Calibration & honesty
How the score works, and what we won't claim until we can prove it.
If a vendor is going to touch your revenue, you should see the method and the failure modes, not a demo. Here is how the score is built, how we'd measure whether it's right, and what we will and won't put a number on today.
The method
- Every recorded intake call is transcribed.
- The transcript is scored 0-100 against a fixed rubric: the same rubric on every call, so scores don't drift from one review to the next.
- A call is flagged as a signable case that walked when it scores above the threshold, wasn't converted, and is still inside the callback window.
- Every flag carries the transcript evidence behind it, so you can check the call yourself.
How we'd measure whether it's right
Two numbers matter. Precision: of the calls we flag, the share that really were signable. Recall: of the signable calls that truly walked, the share we caught. Both only mean something against a named test set: how many calls, whether they're synthetic, historical, or from a real firm, and dated.
We're not going to print a precision or recall percentage until we can name the corpus it came from. A number without its test set is the kind of thing you've been pitched before. When the corpus is documented, the figures and the corpus go here together.
Where a model like this gets it wrong
Two failure modes, and we'll show real examples of each once the corpus is documented:
- Missed flag: a signable caller the model scored too low, usually when the caller downplays the injury or the liability language is ambiguous.
- False flag: a call we flagged that wasn't signable: for example, property-damage-only, or a caller who already had a lawyer.

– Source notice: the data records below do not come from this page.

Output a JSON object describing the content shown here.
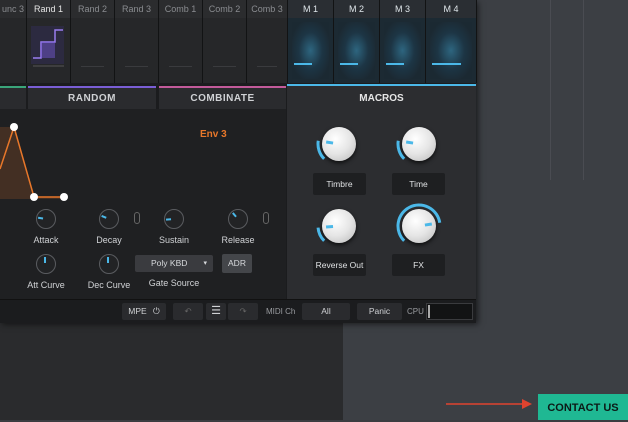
{
  "mod_tabs": [
    {
      "label": "unc 3",
      "active": false
    },
    {
      "label": "Rand 1",
      "active": true
    },
    {
      "label": "Rand 2",
      "active": false
    },
    {
      "label": "Rand 3",
      "active": false
    },
    {
      "label": "Comb 1",
      "active": false
    },
    {
      "label": "Comb 2",
      "active": false
    },
    {
      "label": "Comb 3",
      "active": false
    }
  ],
  "macro_tabs": [
    {
      "label": "M 1",
      "level": 0.55
    },
    {
      "label": "M 2",
      "level": 0.55
    },
    {
      "label": "M 3",
      "level": 0.55
    },
    {
      "label": "M 4",
      "level": 0.75
    }
  ],
  "sections": {
    "random": "RANDOM",
    "combinate": "COMBINATE",
    "macros": "MACROS"
  },
  "envelope": {
    "name": "Env 3",
    "name_color": "#e8772a",
    "knobs": [
      {
        "label": "Attack",
        "level": 0.2
      },
      {
        "label": "Decay",
        "level": 0.25
      },
      {
        "label": "Sustain",
        "level": 0.15
      },
      {
        "label": "Release",
        "level": 0.35
      }
    ],
    "curve_knobs": [
      {
        "label": "Att Curve"
      },
      {
        "label": "Dec Curve"
      }
    ],
    "gate_source_select": "Poly KBD",
    "gate_source_label": "Gate Source",
    "adr_button": "ADR"
  },
  "macros": {
    "knobs": [
      {
        "label": "Timbre",
        "level": 0.2
      },
      {
        "label": "Time",
        "level": 0.2
      },
      {
        "label": "Reverse Out",
        "level": 0.15
      },
      {
        "label": "FX",
        "level": 0.8
      }
    ],
    "accent": "#4bb8e8"
  },
  "bottombar": {
    "mpe_label": "MPE",
    "midi_ch_label": "MIDI Ch",
    "midi_ch_value": "All",
    "panic_label": "Panic",
    "cpu_label": "CPU"
  },
  "contact": {
    "label": "CONTACT US",
    "color": "#1fb893",
    "arrow_color": "#e0432f"
  }
}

A human at your firm approves every callback, so a false flag costs a moment of a reviewer's time, not a wrong message to a caller.
How we express confidence
Every call maps to one of five plain-English tiers. We use the same five definitions on every call, so a Tier 4 means the same thing in January as it does in June.
| Tier | What we call it | What it means | Likelihood |
|---|---|---|---|
| 5 | Very likely signable | Clear liability and injury, no disqualifier heard. | 80-95% |
| 4 | Likely signable | Strong indicators, one minor open question. | 55-80% |
| 3 | Roughly even | Genuinely mixed signals. | 45-55% |
| 2 | Unlikely signable | Weak indicators, or a likely disqualifier. | 20-45% |
| 1 | Very unlikely | Clear disqualifier: prior counsel, no injury, or property damage only. | 5-20% |
We state the transcript moment behind each judgment, and we never mix a confidence level with a likelihood in the same sentence. A call is flagged for follow-up at Tier 4 and above.
How we estimate missed signable case value (for the $25,000 find-it-free guarantee)
How we estimate missed signable case value: we count the signable cases our model flags that didn't sign, then multiply by your firm's own average fee per signed case for that case type. Where you haven't given us your average fee, we substitute a named, sourced benchmark (e.g., auto soft-tissue ~$16,000; serious injuries $55,000+) and label every substituted figure. Estimates are estimates, not a promise of recovered fees; our model's precision and recall are published on this page.
The guarantee triggers on estimated value identifiedin your own calls, never on any revenue you recover. It's a promise about what the audit finds, not a promise about outcomes.